El país que dejó de conversar
En ningún otro momento de la historia, las personas habíamos tenido tantas herramientas para comunicarnos, y al mismo tiempo, tantas dificultades para conversar. Esta paradoja es el resultado de vivir en una sociedad hiperconectada que habita plataformas para opinar, reaccionar e interactuar en tiempo real, pero carecemos de espacios para detenernos a escuchar una opinión diferente, debatir con respeto y construir acuerdos. En medio de todo el ruido que genera esta realidad, pareciera que hemos confundido el simple hecho de hablar, con comunicarnos y entendernos.
Compartiendo estas impresiones con otros colegas, jóvenes y miembros de grupos organizados de la sociedad civil, me llama la atención que casi siempre dirigimos nuestro enfoque hacia la necesidad de más transparencia pública, participación ciudadana y fortaleza institucional. Aunque cada elemento responde a un problema distinto, todos señalan hacia una misma raíz, haber perdido la capacidad de conversar. Y cuando un país deja de conversar sobre sus temas difíciles, se fractura su confianza colectiva.

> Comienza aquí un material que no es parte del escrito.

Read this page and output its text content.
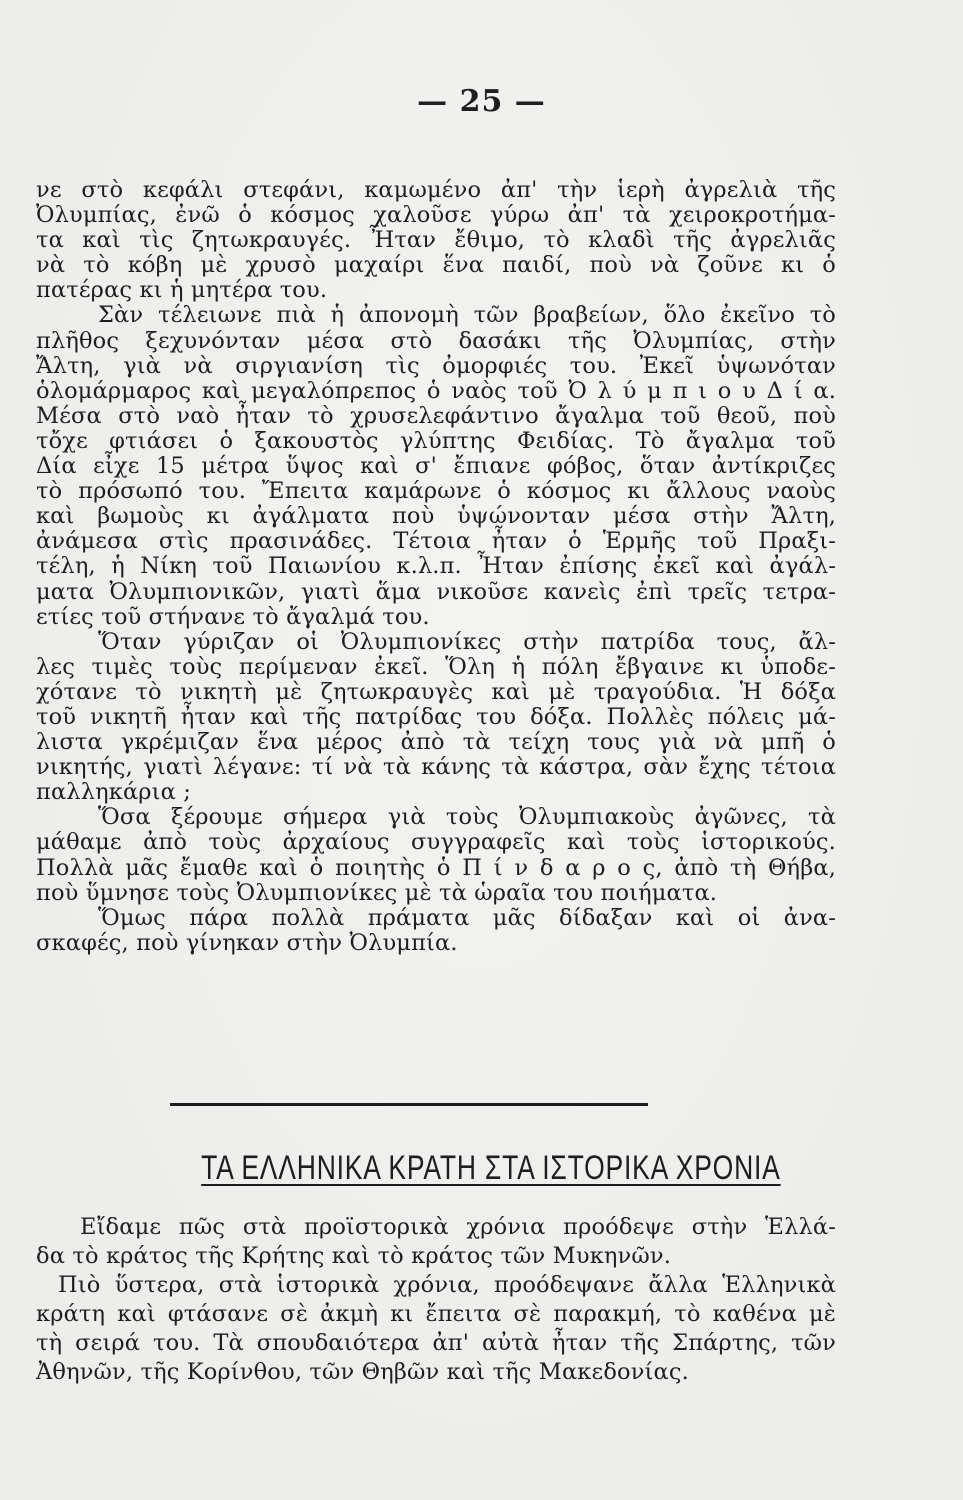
— 25 —
νε στὸ κεφάλι στεφάνι, καμωμένο ἀπ' τὴν ἱερὴ ἀγρελιὰ τῆς
Ὀλυμπίας, ἐνῶ ὁ κόσμος χαλοῦσε γύρω ἀπ' τὰ χειροκροτήμα-
τα καὶ τὶς ζητωκραυγές. Ἦταν ἔθιμο, τὸ κλαδὶ τῆς ἀγρελιᾶς
νὰ τὸ κόβη μὲ χρυσὸ μαχαίρι ἕνα παιδί, ποὺ νὰ ζοῦνε κι ὁ
πατέρας κι ἡ μητέρα του.
Σὰν τέλειωνε πιὰ ἡ ἀπονομὴ τῶν βραβείων, ὅλο ἐκεῖνο τὸ
πλῆθος ξεχυνόνταν μέσα στὸ δασάκι τῆς Ὀλυμπίας, στὴν
Ἄλτη, γιὰ νὰ σιργιανίση τὶς ὀμορφιές του. Ἐκεῖ ὑψωνόταν
ὁλομάρμαρος καὶ μεγαλόπρεπος ὁ ναὸς τοῦ Ὀ λ ύ μ π ι ο υ Δ ί α.
Μέσα στὸ ναὸ ἦταν τὸ χρυσελεφάντινο ἄγαλμα τοῦ θεοῦ, ποὺ
τὄχε φτιάσει ὁ ξακουστὸς γλύπτης Φειδίας. Τὸ ἄγαλμα τοῦ
Δία εἶχε 15 μέτρα ὕψος καὶ σ' ἔπιανε φόβος, ὅταν ἀντίκριζες
τὸ πρόσωπό του. Ἔπειτα καμάρωνε ὁ κόσμος κι ἄλλους ναοὺς
καὶ βωμοὺς κι ἀγάλματα ποὺ ὑψώνονταν μέσα στὴν Ἄλτη,
ἀνάμεσα στὶς πρασινάδες. Τέτοια ἦταν ὁ Ἑρμῆς τοῦ Πραξι-
τέλη, ἡ Νίκη τοῦ Παιωνίου κ.λ.π. Ἦταν ἐπίσης ἐκεῖ καὶ ἀγάλ-
ματα Ὀλυμπιονικῶν, γιατὶ ἅμα νικοῦσε κανεὶς ἐπὶ τρεῖς τετρα-
ετίες τοῦ στήνανε τὸ ἄγαλμά του.
Ὅταν γύριζαν οἱ Ὀλυμπιονίκες στὴν πατρίδα τους, ἄλ-
λες τιμὲς τοὺς περίμεναν ἐκεῖ. Ὅλη ἡ πόλη ἔβγαινε κι ὑποδε-
χότανε τὸ νικητὴ μὲ ζητωκραυγὲς καὶ μὲ τραγούδια. Ἡ δόξα
τοῦ νικητῆ ἦταν καὶ τῆς πατρίδας του δόξα. Πολλὲς πόλεις μά-
λιστα γκρέμιζαν ἕνα μέρος ἀπὸ τὰ τείχη τους γιὰ νὰ μπῆ ὁ
νικητής, γιατὶ λέγανε: τί νὰ τὰ κάνης τὰ κάστρα, σὰν ἔχης τέτοια
παλληκάρια ;
Ὅσα ξέρουμε σήμερα γιὰ τοὺς Ὀλυμπιακοὺς ἀγῶνες, τὰ
μάθαμε ἀπὸ τοὺς ἀρχαίους συγγραφεῖς καὶ τοὺς ἱστορικούς.
Πολλὰ μᾶς ἔμαθε καὶ ὁ ποιητὴς ὁ Π ί ν δ α ρ ο ς, ἀπὸ τὴ Θήβα,
ποὺ ὕμνησε τοὺς Ὀλυμπιονίκες μὲ τὰ ὡραῖα του ποιήματα.
Ὅμως πάρα πολλὰ πράματα μᾶς δίδαξαν καὶ οἱ ἀνα-
σκαφές, ποὺ γίνηκαν στὴν Ὀλυμπία.
ΤΑ ΕΛΛΗΝΙΚΑ ΚΡΑΤΗ ΣΤΑ ΙΣΤΟΡΙΚΑ ΧΡΟΝΙΑ
Εἴδαμε πῶς στὰ προϊστορικὰ χρόνια προόδεψε στὴν Ἑλλά-
δα τὸ κράτος τῆς Κρήτης καὶ τὸ κράτος τῶν Μυκηνῶν.
Πιὸ ὕστερα, στὰ ἱστορικὰ χρόνια, προόδεψανε ἄλλα Ἑλληνικὰ
κράτη καὶ φτάσανε σὲ ἀκμὴ κι ἔπειτα σὲ παρακμή, τὸ καθένα μὲ
τὴ σειρά του. Τὰ σπουδαιότερα ἀπ' αὐτὰ ἦταν τῆς Σπάρτης, τῶν
Ἀθηνῶν, τῆς Κορίνθου, τῶν Θηβῶν καὶ τῆς Μακεδονίας.
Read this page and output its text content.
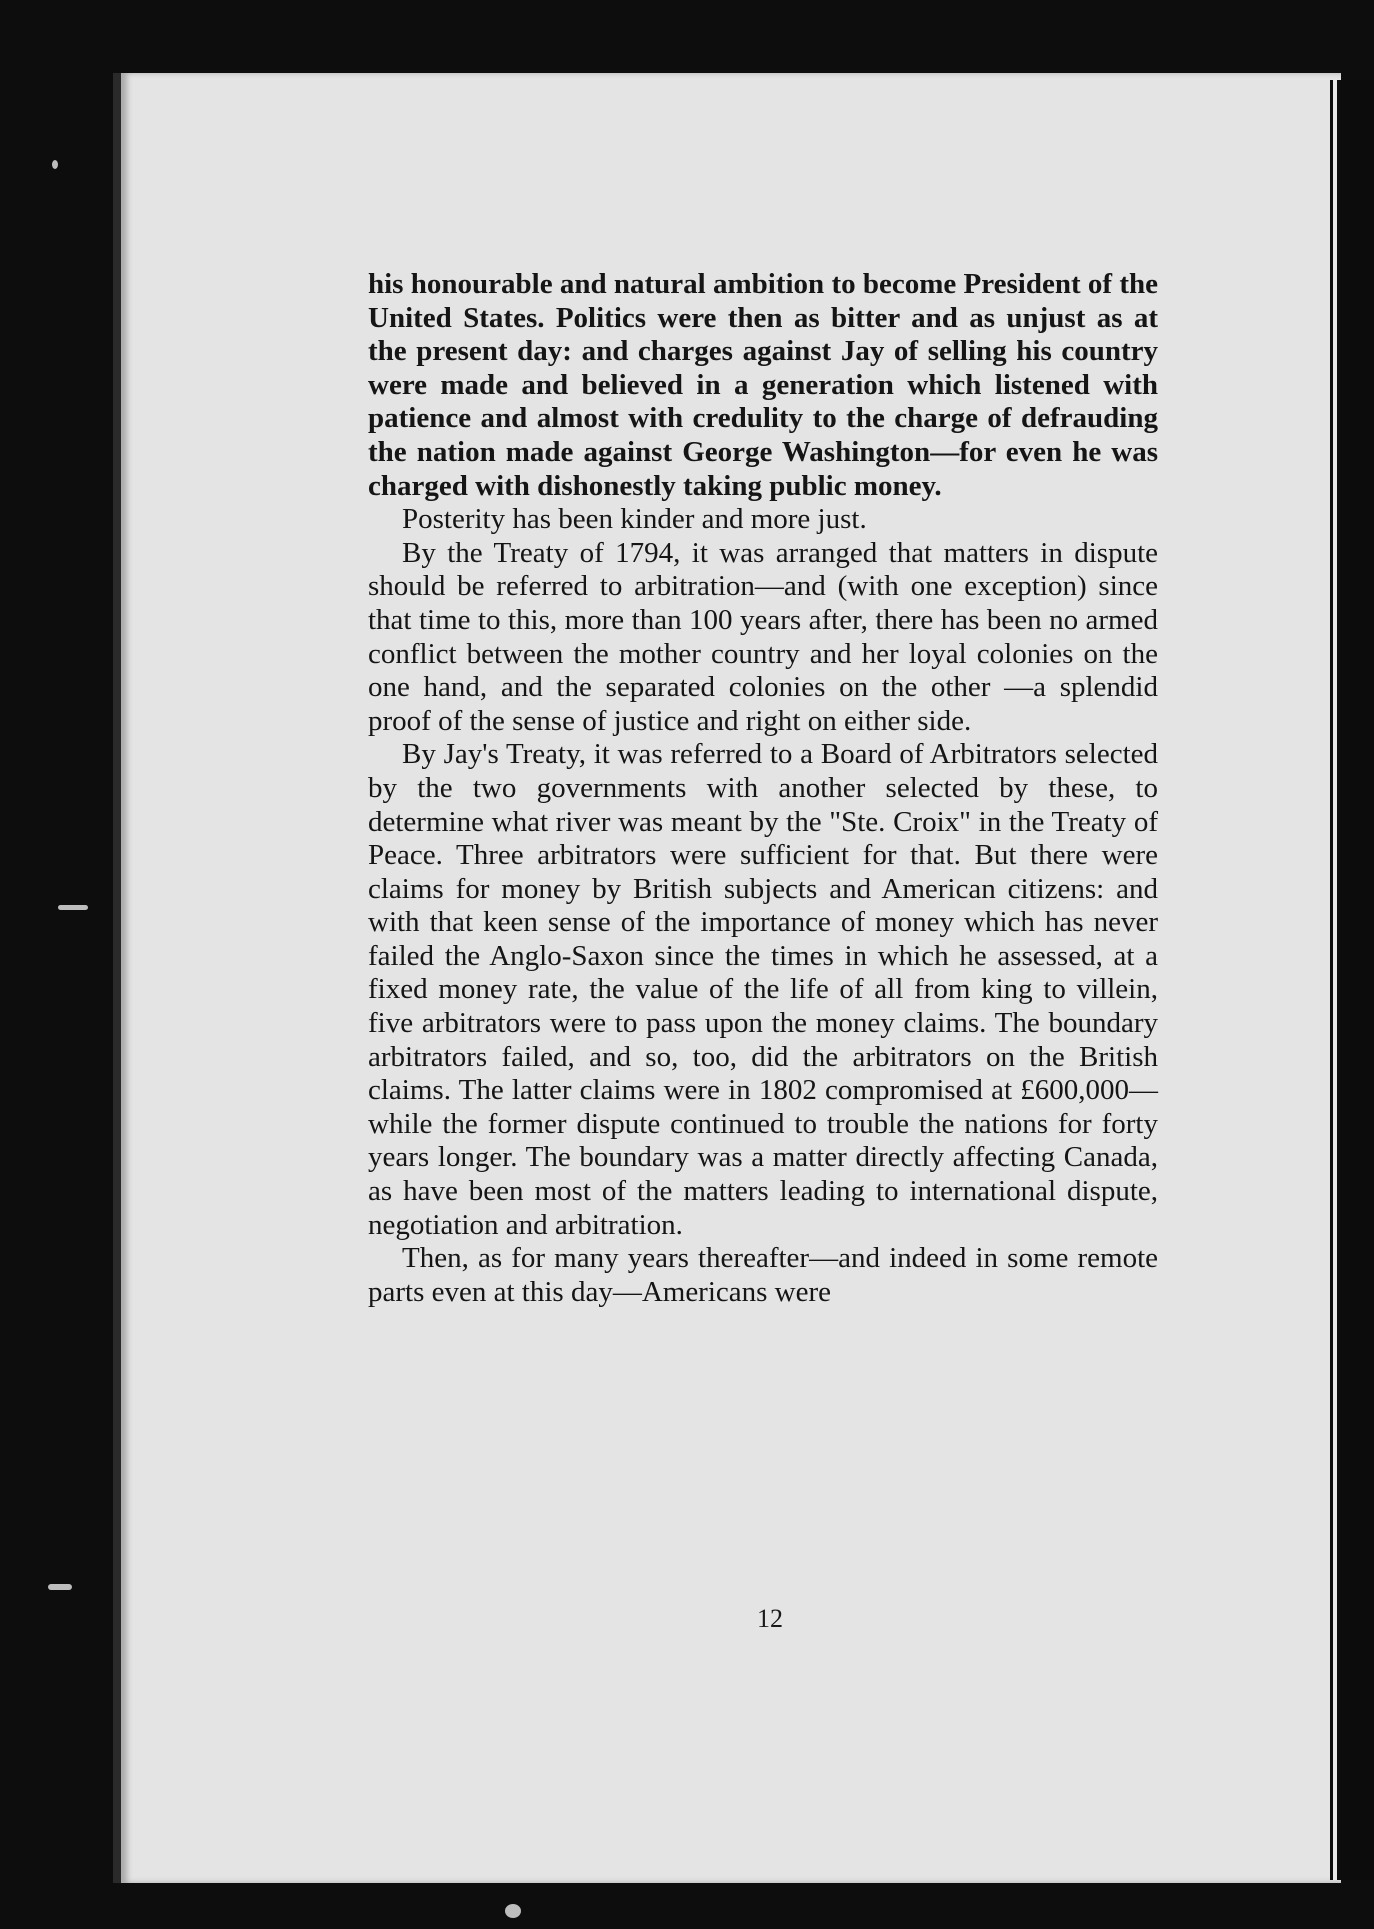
his honourable and natural ambition to become President of the United States. Politics were then as bitter and as unjust as at the present day: and charges against Jay of selling his country were made and believed in a generation which listened with patience and almost with credulity to the charge of defrauding the nation made against George Washington—for even he was charged with dishonestly taking public money.

Posterity has been kinder and more just.

By the Treaty of 1794, it was arranged that matters in dispute should be referred to arbitration—and (with one exception) since that time to this, more than 100 years after, there has been no armed conflict between the mother country and her loyal colonies on the one hand, and the separated colonies on the other —a splendid proof of the sense of justice and right on either side.

By Jay's Treaty, it was referred to a Board of Arbitrators selected by the two governments with another selected by these, to determine what river was meant by the "Ste. Croix" in the Treaty of Peace. Three arbitrators were sufficient for that. But there were claims for money by British subjects and American citizens: and with that keen sense of the importance of money which has never failed the Anglo-Saxon since the times in which he assessed, at a fixed money rate, the value of the life of all from king to villein, five arbitrators were to pass upon the money claims. The boundary arbitrators failed, and so, too, did the arbitrators on the British claims. The latter claims were in 1802 compromised at £600,000—while the former dispute continued to trouble the nations for forty years longer. The boundary was a matter directly affecting Canada, as have been most of the matters leading to international dispute, negotiation and arbitration.

Then, as for many years thereafter—and indeed in some remote parts even at this day—Americans were

12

Esta dinámica acarrea otro problema invisible. Los algoritmos nos tienen atrapados, muchas veces sin saberlo, en pseudo-realidades en las que solo consumimos información y opiniones que se alinean a lo que cada uno considera verdadero, limitando la interacción con realidades y puntos de vista distintos. Esto acelera una lógica donde el único objetivo es ganar la carrera por tener la última palabra, cancelando cualquier posibilidad de encontrar puntos en común.
Con frecuencia escuchamos, y duele lo recurrente de esto, que los jóvenes estamos perdiendo la fe en la democracia. No comparto del todo el diagnóstico. El problema, quizás, no es que los jóvenes hayan dejado de creer en la democracia, sino que cada vez más cuestionan la manera en que está funcionando: según datos de Latinobarómetro citados por el PNUD, el 75.7% de los jóvenes latinoamericanos entre 15 y 25 años considera que son gobernados por grupos que actúan en función de sus propios intereses. Lo nuestro no es un rechazo a un sistema que, aunque imperfecto como toda creación humana, es el más conveniente de todos; sino que aspiramos a una democracia que evolucione, escuche y converse de los temas difíciles.
Hoy opinamos de inmediato, sin detenernos a escuchar. Tratar de comprender al otro se ha convertido en el menos común de los sentidos. Por eso, los grandes desafíos de Panamá no se resolverán desde la trinchera de la polarización, sino desde el entendimiento mutuo y el respeto como herramientas fundamentales del diálogo. Sin embargo, este problema se seguirá agravando mientras el desacuerdo siga siendo sinónimo de descalificación y el diálogo sea sustituido por monólogos.
La mayor innovación que necesita nuestro país no es tecnológica ni económica, sino cultural. Es necesario que recuperemos el valor de la conversación, bajo el entendimiento que escuchar al adversario no es ceder, sino una muestra de liderazgo y humanismo; una sociedad en la que no se tilde a quien busca construir consensos como alguien que renuncia a sus convicciones.
Mi generación tiene mucho que aportar y estamos deseosos de hacerlo. No porque seamos la generación del futuro o alguna parafernalia parecida; sino porque tenemos la responsabilidad de recuperar lo que como país hemos olvidado: la disposición de sentarnos con quien piensa diferente para encontrar soluciones a los problemas que a todos nos afectan. Una sociedad madura no es aquella que ostenta la mejor infraestructura o legislación; sino la que afronta sus conversaciones difíciles. Y tal vez, nuestro mayor desafío como panameños sea, precisamente, volver a tenerlas.